The front end of the bus was sheared off in the collision, and five people were pronounced dead at the scene, including the driver. One bus passenger died later in hospital from injuries.
Several witnesses said the bus failed to stop at a rail crossing moments before the collision, while at least one person said the train appeared to be stopped on the tracks when the bus hit it.
Transportation Safety Board investigators will look at sight lines, warning systems, gates and the locomotive event recorder as well as other recording devices that might be available in conducting its investigation, said TSB chief operating officer Jean Laporte. OC Transpo general manager John Manconi said GPS data from the bus would also be made available.
Laporte added the investigation could take several months.
Ottawa Mayor Jim Watson called the crash the worst in the city's history.
"We've lost six of our neighbours," said Watson, who offered condolences to the families of the victims. "A void has been left in these lives that will be impossible to fill," he said.
Canadian Blood Services said it is supplying area hospitals with additional blood to treat victims. It said it has received a number of calls from people looking to donate blood and said it is encouraging people to do so at a local blood clinic.
Transportation and Safety Board investigators are at the scene of the collision and are leading the investigation.
Ottawa police and the City of Ottawa are encouraging people concerned about the condition of relatives or friends to contact 311 for more information.
Greg Mech said he was riding atop the double-decker bus when it crashed "head-on" into the train. He said some people saw the train and expected the bus to stop, but it didn't.
"From what I can tell the bus driver did not notice that these train track's signal lights were on and the gates were down.
People screamed on the bus shortly before the crash because he was not stopping," Mech told CBC News.

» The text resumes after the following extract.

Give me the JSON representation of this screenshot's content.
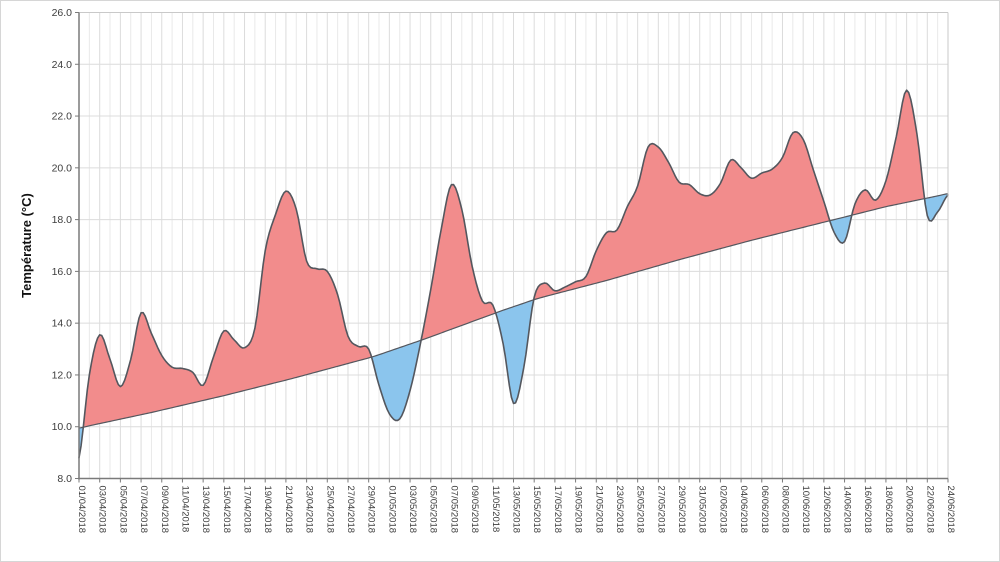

Witnesses said the bus appeared to ignore warning signals at the crossing. Pascal Lolgis said the bus appeared to drive through a lowered crossing barrier."Boom! It went into the train like that," Lolgis said. "He didn't stop. He must have lost his brakes. Or he had an … attack or whatever.
"He just didn't stop. He just keep going like that. Then he gets hit."
"We just seemed to ram into the side of the train. People just suddenly started to scream when he hit the side of the train.
"The front part [of the bus] just sort of got ripped away and then I got thrown. And then we just got off just down the stairway which was still all open and then out through the regular door and we could see there was people on the ground and it was a very, very serious accident."
"The train is going through," Cogan said. "And I was just looking around, just watching things happen. And noticed that in the bus lane, the double-decker bus … I saw him and he just kept going.
"I just thought maybe there's a side way around or something but instantly he just … he smoked the train. He went through the guard rail and just hammered the train and then it was just mayhem."
One witness who was at the train station, Heather Hogan, gave a conflicting account, however, saying the bus was stopped on the tracks when the train collided with it.
Ottawa police said since they began monitoring collisions in the area in 2002 there have been no crashes at the intersection of the rail crossing and the Transitway.
Watson said OC Transpo drivers have not had an issue with rail crossings in the past.
"Obviously we have that concern now," he told CBC News Network anchor Carol MacNeil.
Woodroffe Avenue remains closed in both directions between Fallowfield and Slack roads and detours are in effect for OC Transpo buses.